Since the characterization of PPI-REE as a new entity, PPI administration is considered the first therapeutic approach for patients with EoE and it seems to induce clinical and histological remission in over 50% of cases (40, 41). In vitro, PPI seem to have an anti-inflammatory effect independently from their ability to inhibit acid production (42, 43). Treatment with corticosteroids is also an effective therapeutic option. Despite its effectiveness, systemic (oral) corticosteroids administration is associated to important side effects related to a prolonged use (44), while topical corticosteroids are confirmed to be safe and effective. Both swallowed fluticasone propionate (500-1000 μ/die) and oral viscous budesonide (1000-2000 μ/die) have been shown to be effective in EoE (19, 26).
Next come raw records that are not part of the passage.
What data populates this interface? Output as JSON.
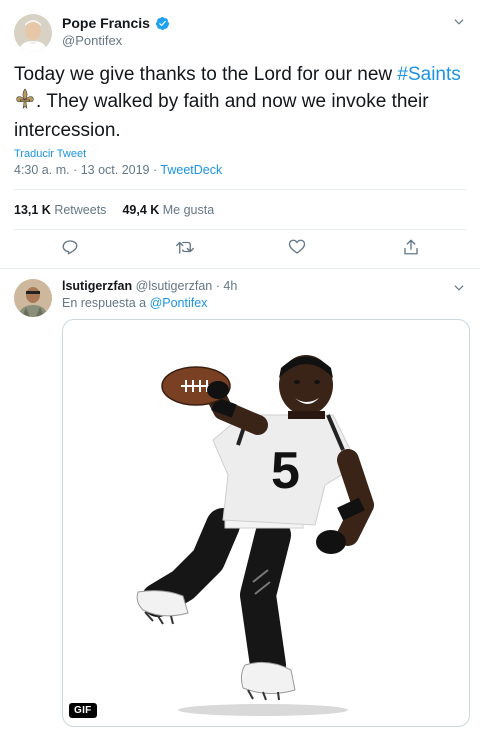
{
  "tweet": {
    "author_name": "Pope Francis",
    "author_handle": "@Pontifex",
    "text_before": "Today we give thanks to the Lord for our new ",
    "hashtag": "#Saints",
    "text_after": ". They walked by faith and now we invoke their intercession.",
    "translate_label": "Traducir Tweet",
    "timestamp": "4:30 a. m. · 13 oct. 2019 · ",
    "client": "TweetDeck",
    "retweets_count": "13,1 K",
    "retweets_label": "Retweets",
    "likes_count": "49,4 K",
    "likes_label": "Me gusta"
  },
  "reply": {
    "author_name": "lsutigerzfan",
    "author_handle": "@lsutigerzfan",
    "time_ago": " · 4h",
    "reply_to_prefix": "En respuesta a ",
    "reply_to_handle": "@Pontifex",
    "media_badge": "GIF",
    "jersey_number": "5"
  },
  "icons": {
    "verified": "verified-badge-icon",
    "caret": "chevron-down-icon",
    "reply": "reply-icon",
    "retweet": "retweet-icon",
    "like": "heart-icon",
    "share": "share-icon"
  },
  "colors": {
    "link": "#1b95e0",
    "secondary": "#657786",
    "border": "#e6ecf0",
    "saints_gold": "#b99a5c"
  }
}
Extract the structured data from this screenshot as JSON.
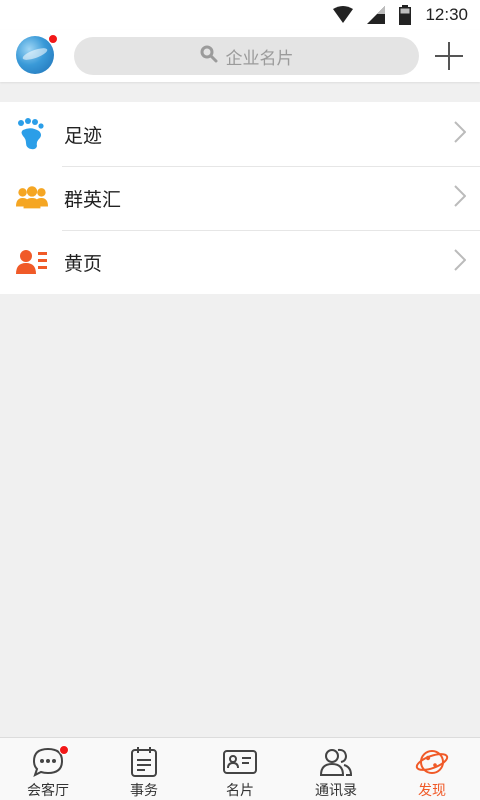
{
  "status_bar": {
    "time": "12:30",
    "icons": [
      "wifi-icon",
      "signal-icon",
      "battery-icon"
    ]
  },
  "header": {
    "avatar_badge": true,
    "search_placeholder": "企业名片",
    "add_icon": "plus-icon"
  },
  "menu": {
    "items": [
      {
        "label": "足迹",
        "icon": "footprint-icon",
        "color": "#2b9ee8"
      },
      {
        "label": "群英汇",
        "icon": "group-icon",
        "color": "#f5a623"
      },
      {
        "label": "黄页",
        "icon": "yellow-pages-icon",
        "color": "#f05a28"
      }
    ]
  },
  "tabs": [
    {
      "label": "会客厅",
      "icon": "chat-bubble-icon",
      "badge": true,
      "active": false
    },
    {
      "label": "事务",
      "icon": "notepad-icon",
      "badge": false,
      "active": false
    },
    {
      "label": "名片",
      "icon": "card-icon",
      "badge": false,
      "active": false
    },
    {
      "label": "通讯录",
      "icon": "contacts-icon",
      "badge": false,
      "active": false
    },
    {
      "label": "发现",
      "icon": "planet-icon",
      "badge": false,
      "active": true
    }
  ],
  "colors": {
    "accent": "#f05a28",
    "badge": "#f21818",
    "background": "#f0f0f0"
  }
}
A recent meta-analysis confirmed its effectiveness in the treatment of EoE, with minimal adverse effects and no evidence of adrenal suppression (45). Patients using topical corticosteroids for EoE should be advised not to eat, drink, or rinse their mouth for 30 min after using the medication. After 6-8 weeks of topical therapy, patients should repeat endoscopy to ensure the histologic response to therapy. If a therapeutic response is confirmed, treatment should be reduced to the lowest effective dose with appropriate follow up. It is important to note that symptoms and pathological changes often recur after discontinuation of topical corticosteroids. Therefore, many patients with EoE require long-term treatment. Other tested treatments are montelukast (the leukotriene receptor antagonist) and immunosuppressive agents (azathioprine and 6-mercaptopurine) with low success rate (46, 47, 48). Biologics drugs based on use monoclonal antibodies against specific targets of the disease (IL-4, IL-5, IL-13 and IgE) have been found to be a promising option for EoE patients. While anti-IL-5 and anti-IgE monoclonal antibodies have presented controversial results in term of effectiveness (49, 50, 51), others like anti-IL-13 and specifically anti-IL-4 monoclonal antibodies (dupilumab) appear the most promising novel therapeutic options for the disease, but further studied are needed to drive final conclusions (52, 53). Endoscopic dilations of EoE are required just in severely symptomatic cases or when medical treatment is not sufficient to quickly resolve symptoms (2). Dilation techniques may vary depending on age, severity of strictures and other features.

Conclusions

EoE is an emerging disease with a complex and not completely understood pathogenesis. Treatment options will continuously increase as soon as new pharmacological targets will be available. All physicians including pediatricians should be familiar with this clinical entity and manage it in cooperation with other specialists such as gastroenterologists and allergologists.